B. LE TRANSPORT POSTAL DE LA PRESSE : DES ACCORDS À RENÉGOCIER

Le transport et la distribution de la presse constituent en application de l'article 2 de la loi précitée du 2 juillet 1990 un service obligatoire, que La Poste exerce dans le respect des dispositions des articles 2, 3 et 6 de son cahier des charges.

Depuis 1991 et conformément à l'article 38 du cahier des charges de la Poste, l'Etat participe à la prise en charge du coût du service obligatoire du transport et de l'acheminement de la presse. Le cahier des charges précise notamment que « les sujétions particulières, supportées par La Poste à raison du régime d'acheminement et de distribution de la presse mentionné à l'article 6 du présent cahier des charges font l'objet d'une juste compensation financière ».

Malgré cette disposition, une contribution importante reste, in fine, à la charge de La Poste. Aussi, le contrat d'objectif et de progrès valable de 1991 à 2001 a précisé que l'Etat améliorait sa participation à la couverture du coût de cette activité pour La Poste.
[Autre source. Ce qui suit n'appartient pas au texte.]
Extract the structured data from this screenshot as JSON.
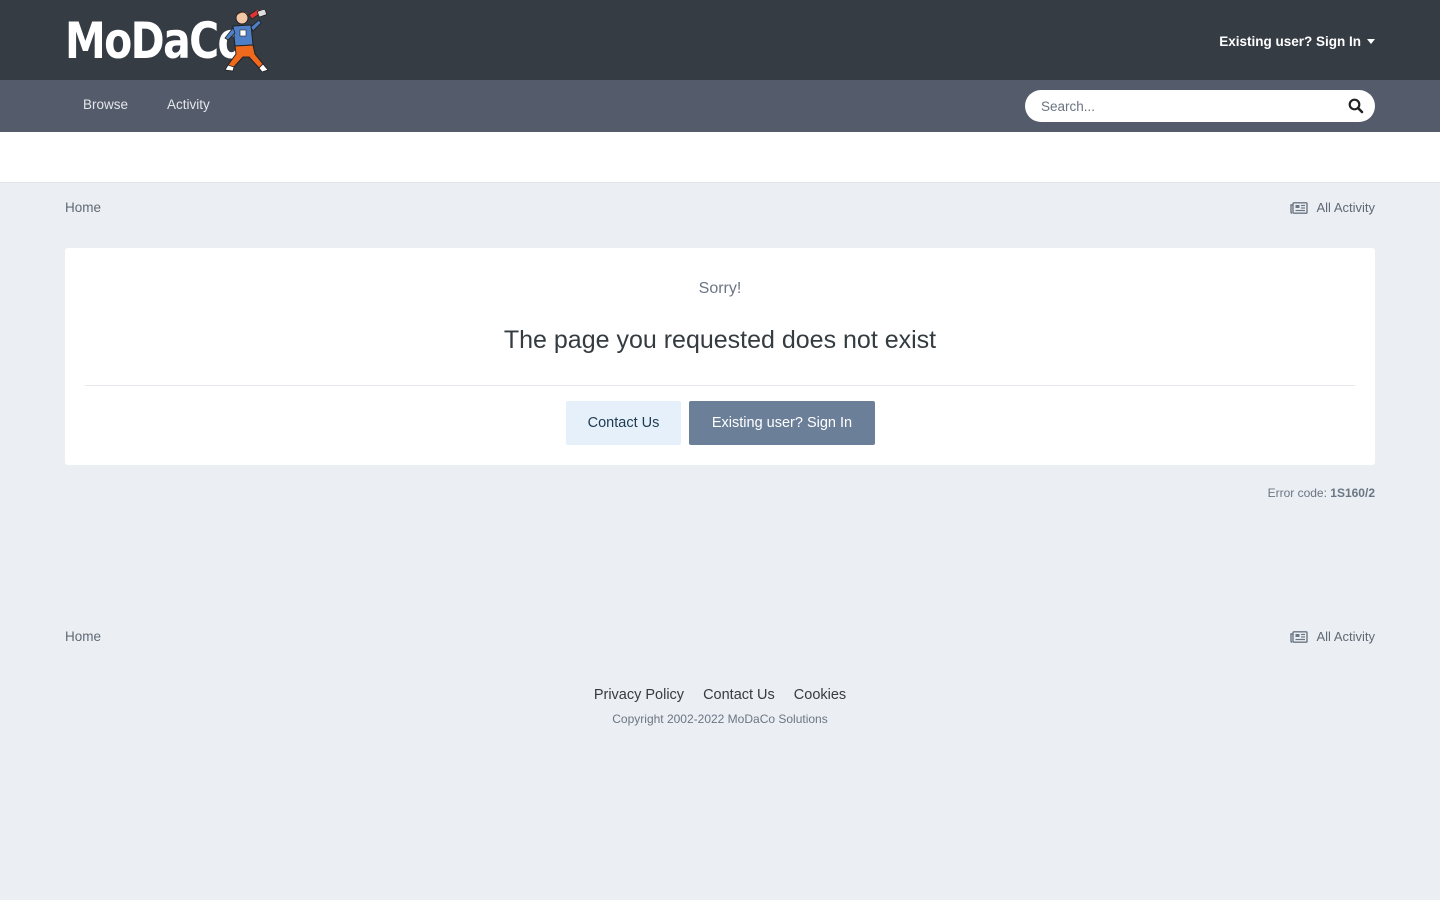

La contribution annuelle de l'Etat au titre de l'aide au transport postal de presse, qui avait été réduite à 1.850 millions de francs (282,03 millions d'euros) pour 1998 et 1999 (contre 1.900 millions de francs en 1997) a été rétablie à 1.900 millions de francs (289,65 millions d'euros) en 2000, 2001 et 2002.

Les accords dit « Galmot » conclus le 4 juillet 1996 ont permis de fixer un nouveau cadre relationnel entre l'Etat, La Poste et la presse jusqu'à la fin 2001. Ces accords « donnant-donnant » avaient notamment pour objectif d'assurer un financement plus équilibré du transport postal de presse, alors qu'une mission des inspections générales avait évalué à 28% le taux de couverture par La Poste de ses coûts en 1993, et d'offrir à la presse un cadre favorable à son développement, grâce à une souplesse accrue du cadre réglementaire fixé pour l'accès aux tarifs du transport postal de presse et à un meilleur contrôle de la qualité de ce transport.

Le tableau ci-après donne l'évaluation du partage du coût du transport postal de la presse entre l'Etat, la Poste et la presse depuis 1998 :

PARTAGE DU COÛT DU SERVICE OBLIGATOIRE
DU TRANSPORT POSTAL DE PRESSE
(ÉVALUATIONS PROVISOIRES) :

(millions d'euros)

1998

1999

2000

Coût global

1 132

1 137

1 143

Recettes (presse)

372

396

419

Contribution de l'Etat

282

282

290

Contribution de La Poste
(en % du total)

478
(42 %)

459
(40 %)

434
(38 %)

Source : La Poste. Chiffres excluant la presse administrative et internationale.

Votre commission déplore que la lenteur de mise en oeuvre de la comptabilité analytique de La Poste ne permette pas de disposer de chiffres incontestables pour le bilan de la mise en oeuvre des accords Galmot et leur renégociation.

En effet, 2001 étant la dernière année d'application du contrat de plan ainsi que des accords « Galmot », leur renégociation doit s'ouvrir. Il s'agit d'un autre chantier important pour La Poste.

C. L'INSUFFISANTE COMPENSATION DU COÛT DE L'AMÉNAGEMENT POSTAL DU TERRITOIRE

Faute d'une compensation suffisante, par l'Etat, des missions d'aménagement postal du territoire, les transferts de charge vers les collectivités locales du coût du maintien de la présence postale sont de plus en plus fréquents.

Votre rapporteur ne s'étendra pas sur ce sujet central, souvent approfondi par notre Commission des Affaires économiques, pour lequel il renvoie aux constats et propositions des rapports de votre commission ces quatre dernières années sur les sujets postaux 12( * ) .

Le chiffre de 3,5 milliards de francs (534 millions d'euros) de « non optimisation économique » du réseau postal pour des motifs d'animation territoriale n'est plus guère contesté.

En face, l'abattement de 85 % consenti, en contrepartie, à La Poste sur la taxe professionnelle ne représente plus guère que 271 millions d'euros en 2001 , contre 281 millions en 1999, compte tenu de la réforme de la taxe professionnelle.

Rappelons en la matière que la taxe professionnelle de La Poste, dans une moindre mesure, et, surtout, de France Télécom, demeure affectée à l'Etat, et non aux collectivités locales. S'agissant d'un impôt local, votre commission s'est déjà maintes fois insurgée contre cet état de fait, que le Gouvernement s'est engagé, année après année, pour France Télécom à modifier, sans que des mesures concrètes ne viennent appliquer cette « bonne volonté » maintes fois affichée.